Just a reminder to all students...if possible, take photos of your swatches, front and back, before you send them off. I email my letter as soon as I do the review and it might take several days (or if you are in Canada, WEEKS) to get the swatches back! I received a lesson from my student in Bayreuth and she was nice enough to send a postcard. It is on my bucket list to go to Bayreuth for the festival.
TIP OF THE WEEK
No suggestions from Maris, I am disappointed to say. This week's topic is Judy's Magic Cast On that I use for socks since I prefer to do them toe up. Also, this cast on is the EASIEST way to do a provisional cast on directly to the needle. I was reminded of that as I am working on a sweater where I have used just about every technique.

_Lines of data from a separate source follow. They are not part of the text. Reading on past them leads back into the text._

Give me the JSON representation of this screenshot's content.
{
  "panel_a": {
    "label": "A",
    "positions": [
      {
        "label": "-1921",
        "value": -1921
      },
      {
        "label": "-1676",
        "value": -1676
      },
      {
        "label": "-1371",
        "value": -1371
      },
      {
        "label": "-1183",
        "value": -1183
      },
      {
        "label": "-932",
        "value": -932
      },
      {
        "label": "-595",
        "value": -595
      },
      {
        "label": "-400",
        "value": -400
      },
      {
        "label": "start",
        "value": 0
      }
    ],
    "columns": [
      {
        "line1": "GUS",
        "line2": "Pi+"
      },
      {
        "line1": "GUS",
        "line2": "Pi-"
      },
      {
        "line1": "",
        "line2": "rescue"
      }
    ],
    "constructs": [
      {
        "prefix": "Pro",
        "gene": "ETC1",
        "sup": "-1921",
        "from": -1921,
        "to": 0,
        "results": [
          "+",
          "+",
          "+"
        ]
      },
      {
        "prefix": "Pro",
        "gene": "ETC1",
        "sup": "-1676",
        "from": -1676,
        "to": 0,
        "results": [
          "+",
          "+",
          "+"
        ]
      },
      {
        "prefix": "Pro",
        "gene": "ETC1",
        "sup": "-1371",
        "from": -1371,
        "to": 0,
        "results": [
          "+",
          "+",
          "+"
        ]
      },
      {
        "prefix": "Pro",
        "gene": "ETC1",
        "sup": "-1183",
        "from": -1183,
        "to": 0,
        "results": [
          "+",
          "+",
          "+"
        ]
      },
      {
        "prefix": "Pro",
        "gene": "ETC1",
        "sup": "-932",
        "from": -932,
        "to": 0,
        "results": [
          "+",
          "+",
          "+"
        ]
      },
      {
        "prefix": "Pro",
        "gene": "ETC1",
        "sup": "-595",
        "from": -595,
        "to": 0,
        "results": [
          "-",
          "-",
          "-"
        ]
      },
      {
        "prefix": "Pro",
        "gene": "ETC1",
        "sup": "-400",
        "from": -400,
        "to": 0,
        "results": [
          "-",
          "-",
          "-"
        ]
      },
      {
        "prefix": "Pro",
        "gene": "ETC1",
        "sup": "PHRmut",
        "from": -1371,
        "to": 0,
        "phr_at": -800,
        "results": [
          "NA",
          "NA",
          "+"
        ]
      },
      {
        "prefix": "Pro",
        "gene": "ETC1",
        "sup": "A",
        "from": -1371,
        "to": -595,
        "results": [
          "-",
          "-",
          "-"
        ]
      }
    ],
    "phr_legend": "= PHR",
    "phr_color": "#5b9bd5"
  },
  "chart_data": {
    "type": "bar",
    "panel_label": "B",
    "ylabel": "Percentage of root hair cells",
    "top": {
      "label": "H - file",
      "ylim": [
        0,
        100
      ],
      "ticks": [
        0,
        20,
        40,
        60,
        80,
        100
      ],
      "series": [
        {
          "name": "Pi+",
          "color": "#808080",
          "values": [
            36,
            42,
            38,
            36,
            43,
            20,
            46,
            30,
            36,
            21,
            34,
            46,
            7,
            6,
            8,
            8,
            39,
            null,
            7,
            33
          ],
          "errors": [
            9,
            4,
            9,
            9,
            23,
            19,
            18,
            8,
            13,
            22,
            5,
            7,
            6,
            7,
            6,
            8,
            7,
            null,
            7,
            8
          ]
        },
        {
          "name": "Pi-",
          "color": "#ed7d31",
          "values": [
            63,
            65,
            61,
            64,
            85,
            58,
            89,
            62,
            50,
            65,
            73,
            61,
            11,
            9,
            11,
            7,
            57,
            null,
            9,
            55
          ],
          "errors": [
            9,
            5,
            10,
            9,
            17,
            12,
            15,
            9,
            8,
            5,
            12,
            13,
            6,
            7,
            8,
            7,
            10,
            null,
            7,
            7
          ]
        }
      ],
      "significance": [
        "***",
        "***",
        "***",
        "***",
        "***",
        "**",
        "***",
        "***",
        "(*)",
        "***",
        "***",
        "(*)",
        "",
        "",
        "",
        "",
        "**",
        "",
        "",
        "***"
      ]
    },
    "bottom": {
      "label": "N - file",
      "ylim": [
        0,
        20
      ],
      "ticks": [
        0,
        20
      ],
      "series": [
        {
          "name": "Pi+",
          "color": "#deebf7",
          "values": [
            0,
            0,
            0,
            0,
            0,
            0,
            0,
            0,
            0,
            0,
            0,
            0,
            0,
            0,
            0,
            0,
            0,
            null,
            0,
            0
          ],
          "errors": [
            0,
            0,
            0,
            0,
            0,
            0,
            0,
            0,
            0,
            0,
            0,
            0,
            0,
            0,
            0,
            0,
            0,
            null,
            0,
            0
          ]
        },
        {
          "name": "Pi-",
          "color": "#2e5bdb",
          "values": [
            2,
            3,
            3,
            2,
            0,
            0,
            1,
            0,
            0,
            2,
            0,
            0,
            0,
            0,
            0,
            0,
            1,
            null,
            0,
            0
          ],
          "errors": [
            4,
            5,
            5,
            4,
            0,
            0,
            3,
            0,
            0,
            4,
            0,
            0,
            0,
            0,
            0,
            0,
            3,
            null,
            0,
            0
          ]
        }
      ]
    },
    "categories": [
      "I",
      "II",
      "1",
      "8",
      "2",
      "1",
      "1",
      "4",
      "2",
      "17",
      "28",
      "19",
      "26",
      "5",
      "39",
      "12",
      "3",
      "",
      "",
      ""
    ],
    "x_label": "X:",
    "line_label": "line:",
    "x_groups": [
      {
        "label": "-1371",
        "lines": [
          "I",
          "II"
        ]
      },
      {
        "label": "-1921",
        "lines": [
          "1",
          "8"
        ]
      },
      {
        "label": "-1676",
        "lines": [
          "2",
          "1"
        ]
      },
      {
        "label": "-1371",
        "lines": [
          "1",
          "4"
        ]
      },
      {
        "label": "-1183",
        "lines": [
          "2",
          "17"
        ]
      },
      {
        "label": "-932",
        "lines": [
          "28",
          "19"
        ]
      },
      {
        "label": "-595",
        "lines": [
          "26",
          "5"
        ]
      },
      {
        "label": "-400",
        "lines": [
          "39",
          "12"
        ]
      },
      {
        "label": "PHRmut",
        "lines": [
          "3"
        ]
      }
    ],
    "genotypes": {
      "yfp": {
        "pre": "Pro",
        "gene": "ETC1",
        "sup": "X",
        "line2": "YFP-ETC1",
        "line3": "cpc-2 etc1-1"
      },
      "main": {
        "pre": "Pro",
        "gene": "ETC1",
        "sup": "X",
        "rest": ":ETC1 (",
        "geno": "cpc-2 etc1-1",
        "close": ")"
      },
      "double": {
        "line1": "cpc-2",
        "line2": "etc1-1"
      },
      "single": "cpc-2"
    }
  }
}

Doing a sock toe up was a pain before Judy Becker invented this cast on. I have intentionally blocked out the other techniques which included doing provisional cast ons and then grafting them. Since socks generally are knit with finer yarn and smaller needles grafting can be problematic. Basically you cast on stitches using two needles. Here is the RS with a few stitches cast on. If you are doing socks you want to use one circular needle. If you are doing a provisional cast on, you want to use two circular needles.
It is the RS that truly shows the "magic" of this cast on. Notice there is a perfectly formed reverse stockinette row.
There are tons of good videos showing how to do this...just search for Judy's Magic Cast On in Youtube and you will find them. I've added mine to the throng. Judy's Magic Cast On
Next week I'll do a video on a cast on which produces a very elastic edge which is perfect for lace, unless someone has a better idea. By the way, using larger needles for an elastic edge just produces an ugly first row.
I really wanted to do the Salon on Saturday but the combination of Valentines Day and the UK basketball game convinced me that it is a stupid idea. Salon will be on Saturday from 2-4 pm.
I spent the early part of the week swatching for the Wine Dark Sea. Here are the results. Originally I was going to use the color choice from the upper left corner. I didn't like this so then I did swatches alternating with the blue and then the red. I decided I liked the red best as it matches the name better. Then I did two swatches showing that configuration. I've decided to go with the one in the lower left.
I am not going to work on it until I finish my blue sweater. I started it years ago to replace a much loved sweater I had had for nearly 20 years. I'm using Miss BabsYasmin Lace (80% merino and 20% silk). It is a very hardy fiber combination. Most of what I knit falls into the category of "process" knits. I enjoy the process as much as the product. This is a product knit. It is no fun to knit at all but I am looking forward to wearing it. I am almost finished with the first sleeve but since the finishing on this thing is so meticulous I decided to get started. I can only work on it in natural light. The front bands were worked at the same time as the fronts. They fold over. I spent hours doing them. Here is the WS of the button band.
Here is the RS.
And here is the sweater. You can see it is VERY simple but that is what I wanted. I'm hoping to finish it up in the next two weeks. The cuff of the sleeves start with 106 sts so you can see why it is a produce knit and it taking forever!